The content of the site is mostly what we’ve come to expect, though done a bit more nicely than most in my opinion. “The Organization” contains the cast and crew biographies, which are pretty complete. “Surveillance” is the home of 18 still photos, divided up into three galleries. Four different trailers can be found in “Evidence”. The “Disclosure” section is a little odd in that it contains brief snippets of different forms of communication, an email, an instant-message and so on. They all appear and then seem to cut off in mid-stream and contain what looks to be plot information. As far as I could tell that’s all there is. This isn’t a game where you have to click on something to delve further into the message and discover what’s really being said. That’s kind of disappointing as that would have been at least fairly interesting. As it is we’re left with the knowledge that someone killed the communication between two people.

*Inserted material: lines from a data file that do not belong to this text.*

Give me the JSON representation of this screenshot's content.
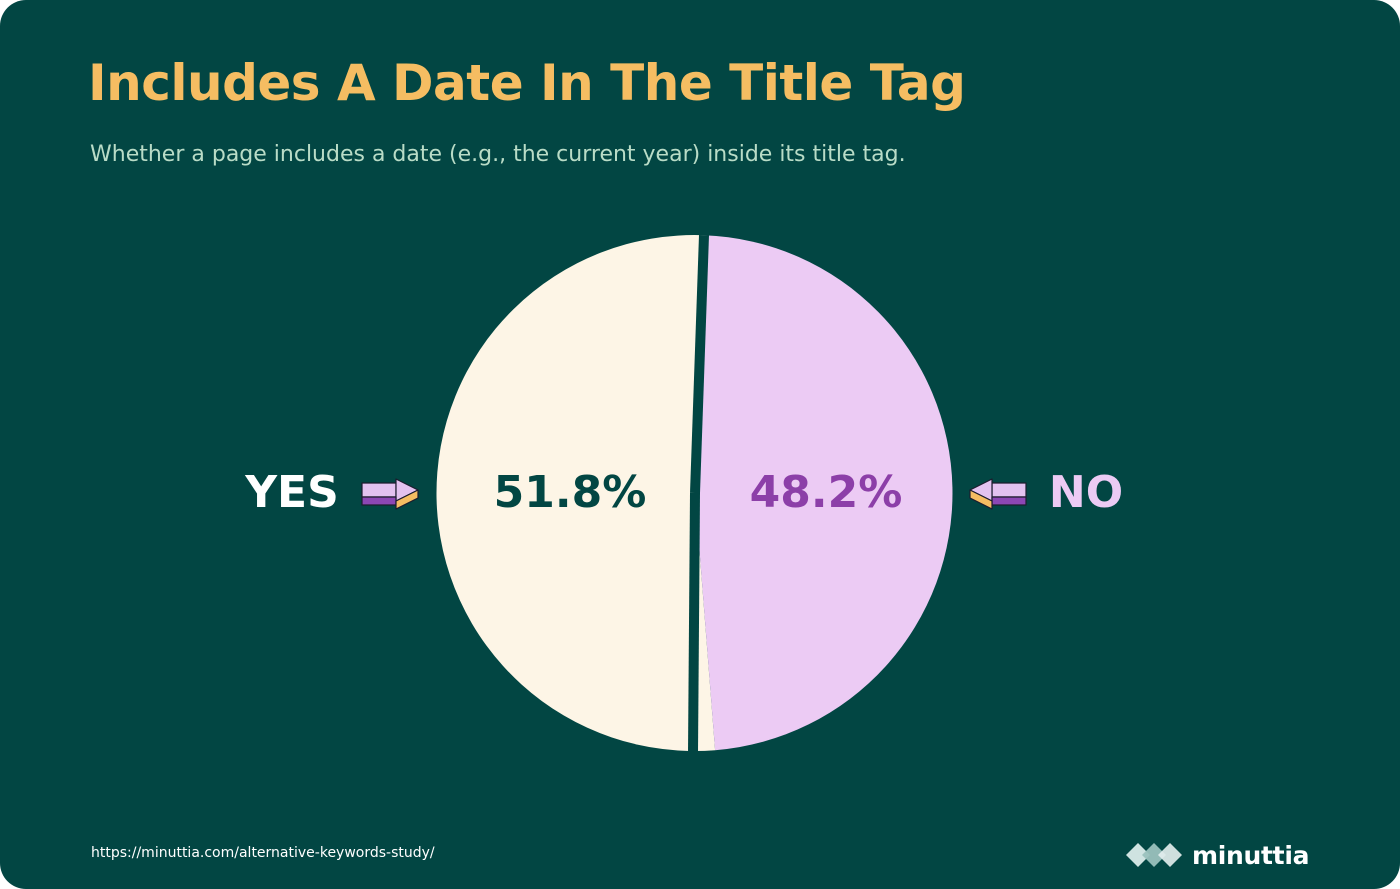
{
  "title": "Includes A Date In The Title Tag",
  "subtitle": "Whether a page includes a date (e.g., the current year) inside its title tag.",
  "source_url": "https://minuttia.com/alternative-keywords-study/",
  "brand": {
    "name": "minuttia",
    "icon": "diamond-cluster-logo-icon"
  },
  "colors": {
    "background": "#024643",
    "title": "#f5bd62",
    "subtitle": "#b9dcc7",
    "yes_slice": "#fdf5e6",
    "no_slice": "#eccbf4",
    "yes_value_text": "#024643",
    "no_value_text": "#8c3fa8",
    "yes_label": "#ffffff",
    "no_label": "#eccbf4",
    "arrow_purple": "#8c47b4",
    "arrow_light_purple": "#e3c2f0",
    "arrow_orange": "#f5bd62"
  },
  "chart_data": {
    "type": "pie",
    "slices": [
      {
        "label": "YES",
        "value": 51.8,
        "value_label": "51.8%"
      },
      {
        "label": "NO",
        "value": 48.2,
        "value_label": "48.2%"
      }
    ]
  }
}
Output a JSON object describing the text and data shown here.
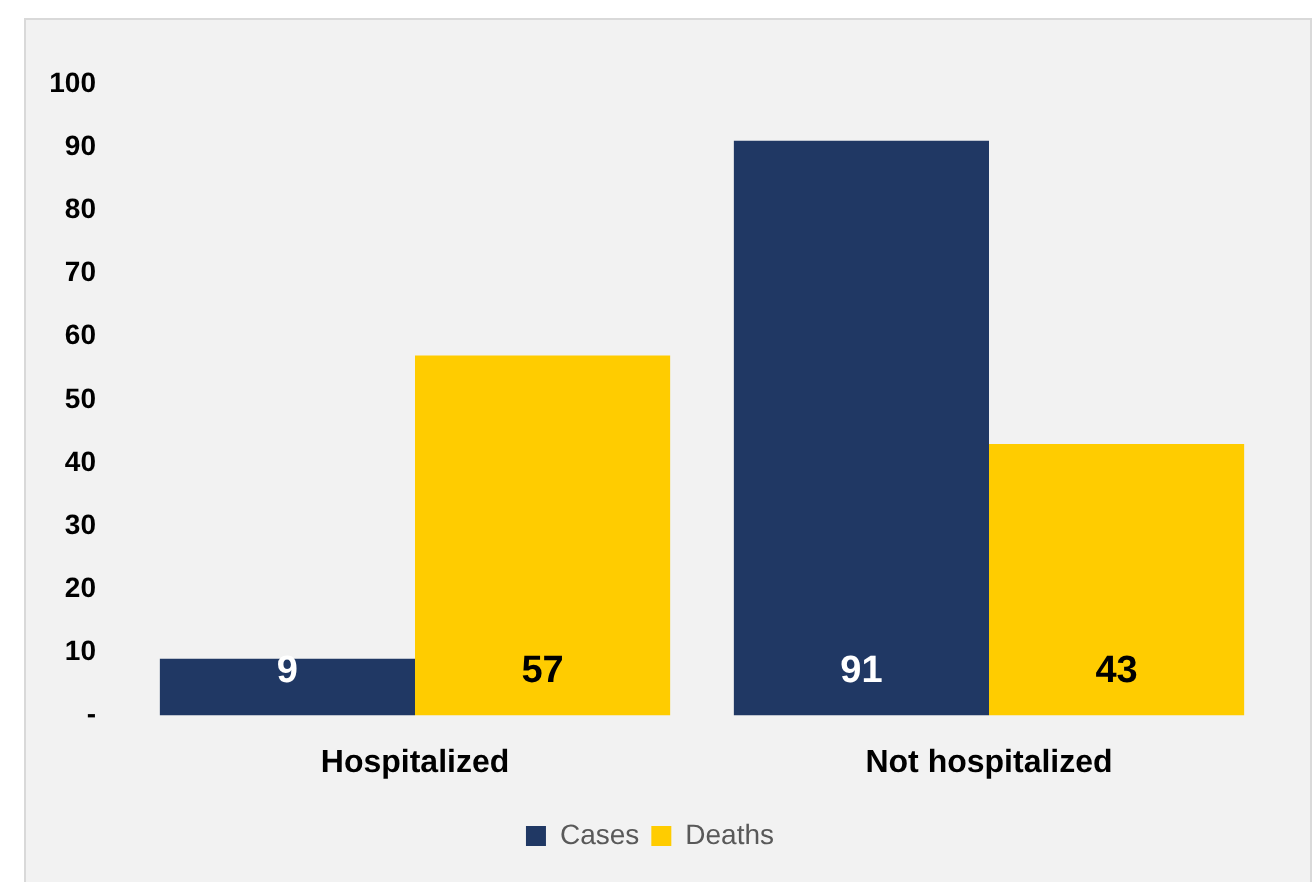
{
  "chart_data": {
    "type": "bar",
    "categories": [
      "Hospitalized",
      "Not hospitalized"
    ],
    "series": [
      {
        "name": "Cases",
        "color": "#203864",
        "values": [
          9,
          91
        ]
      },
      {
        "name": "Deaths",
        "color": "#ffcc00",
        "values": [
          57,
          43
        ]
      }
    ],
    "ylim": [
      0,
      100
    ],
    "yticks": [
      {
        "value": 0,
        "label": "-"
      },
      10,
      20,
      30,
      40,
      50,
      60,
      70,
      80,
      90,
      100
    ],
    "grid": false,
    "legend": "bottom",
    "data_labels": true
  }
}
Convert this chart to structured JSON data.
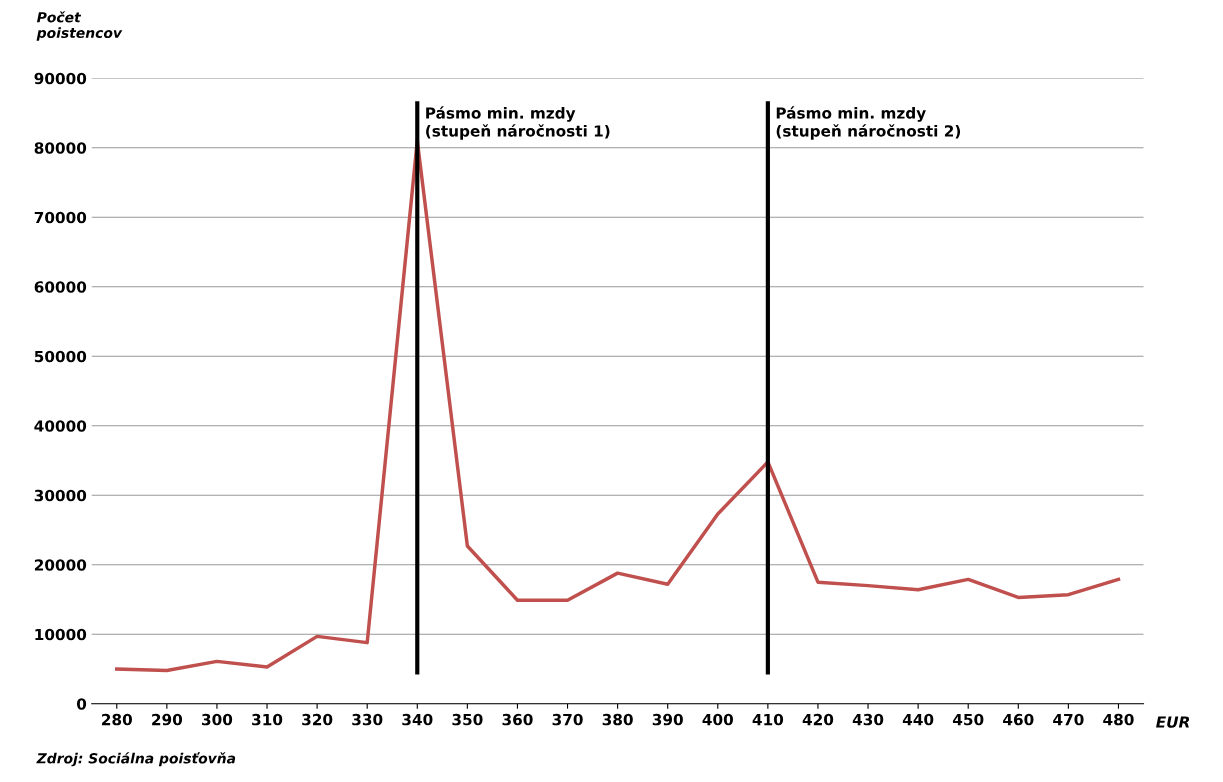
{
  "chart_data": {
    "type": "line",
    "ylabel": "Počet\npoistencov",
    "xlabel": "EUR",
    "categories": [
      "280",
      "290",
      "300",
      "310",
      "320",
      "330",
      "340",
      "350",
      "360",
      "370",
      "380",
      "390",
      "400",
      "410",
      "420",
      "430",
      "440",
      "450",
      "460",
      "470",
      "480"
    ],
    "series": [
      {
        "color": "#c0504d",
        "values": [
          5000,
          4800,
          6100,
          5300,
          9700,
          8800,
          81000,
          22700,
          14900,
          14900,
          18800,
          17200,
          27300,
          34800,
          17500,
          17000,
          16400,
          17900,
          15300,
          15700,
          17900
        ]
      }
    ],
    "ylim": [
      0,
      90000
    ],
    "yticks": [
      0,
      10000,
      20000,
      30000,
      40000,
      50000,
      60000,
      70000,
      80000,
      90000
    ],
    "grid": "y",
    "ref_lines": [
      {
        "axis": "x",
        "value": "340",
        "label": "Pásmo min. mzdy\n(stupeň náročnosti 1)",
        "color": "#000000"
      },
      {
        "axis": "x",
        "value": "410",
        "label": "Pásmo min. mzdy\n(stupeň náročnosti 2)",
        "color": "#000000"
      }
    ],
    "annotations": [
      "Zdroj: Sociálna poisťovňa"
    ]
  }
}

The best content portion of the site is “The Motive”, which contains a plot synopsis and production notes. There are ten tabs worth of information covering all portions of the film’s life, from director Fernando Meirelles deciding to take on the project while shooting City of God to post-production work. If you need to know what happened to bring the movie to the screen you’ll probably find it here.

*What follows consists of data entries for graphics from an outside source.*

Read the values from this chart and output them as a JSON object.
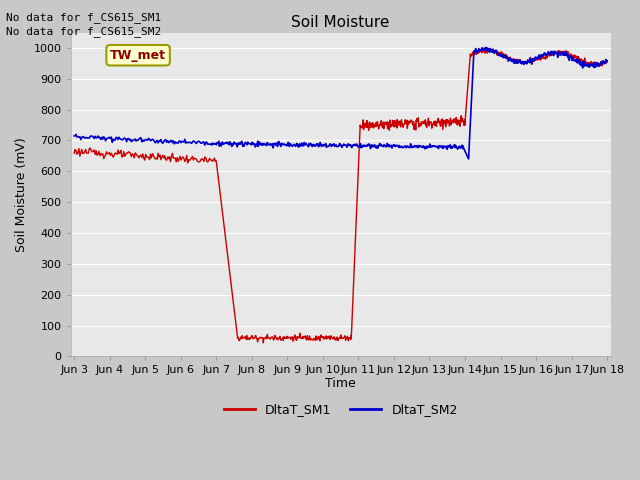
{
  "title": "Soil Moisture",
  "ylabel": "Soil Moisture (mV)",
  "xlabel": "Time",
  "fig_bg_color": "#c8c8c8",
  "plot_bg_color": "#e8e8e8",
  "ylim": [
    0,
    1050
  ],
  "yticks": [
    0,
    100,
    200,
    300,
    400,
    500,
    600,
    700,
    800,
    900,
    1000
  ],
  "annotations": [
    "No data for f_CS615_SM1",
    "No data for f_CS615_SM2"
  ],
  "legend_label1": "DltaT_SM1",
  "legend_label2": "DltaT_SM2",
  "box_label": "TW_met",
  "sm1_color": "#cc0000",
  "sm2_color": "#0000cc",
  "xtick_labels": [
    "Jun 3",
    "Jun 4",
    "Jun 5",
    "Jun 6",
    "Jun 7",
    "Jun 8",
    "Jun 9",
    "Jun 10",
    "Jun 11",
    "Jun 12",
    "Jun 13",
    "Jun 14",
    "Jun 15",
    "Jun 16",
    "Jun 17",
    "Jun 18"
  ],
  "title_fontsize": 11,
  "axis_label_fontsize": 9,
  "tick_fontsize": 8,
  "annotation_fontsize": 8
}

What really sticks out about the website is the use of what is almost full-screen video to transition between sections. Most sites will use some sort of Flash or other animation to bridge the gap while you navigate but in this case you get about five to ten seconds of foll-motion film footage. It shows in stark detail that the web designer behind this site had broadband internet users firmly in mind. No dial-up connection would be able to handle the amount of video they are pushing down the pipe. As broadband continues to proliferate and gain widespread adoption I would expect to see more sites being geared toward this group. The problem is that they have then excluded those still on dial-up systems. I would have loved to have seen a less video-intensive alternate site for those without access to the speedy broadband.

Overall

This is a solid campaign for a movie for adults. As I said, I’m worried that some elements – particularly the trailer – over-emphasize the action at the expense of the story, but that’s a minor qualm. The poster is pretty great and the website definitely shows a move forward in the adoption of a full multi-media approach to movie web design. All in all I give this one high marks and hope the movie itself succeeds as well as the campaign.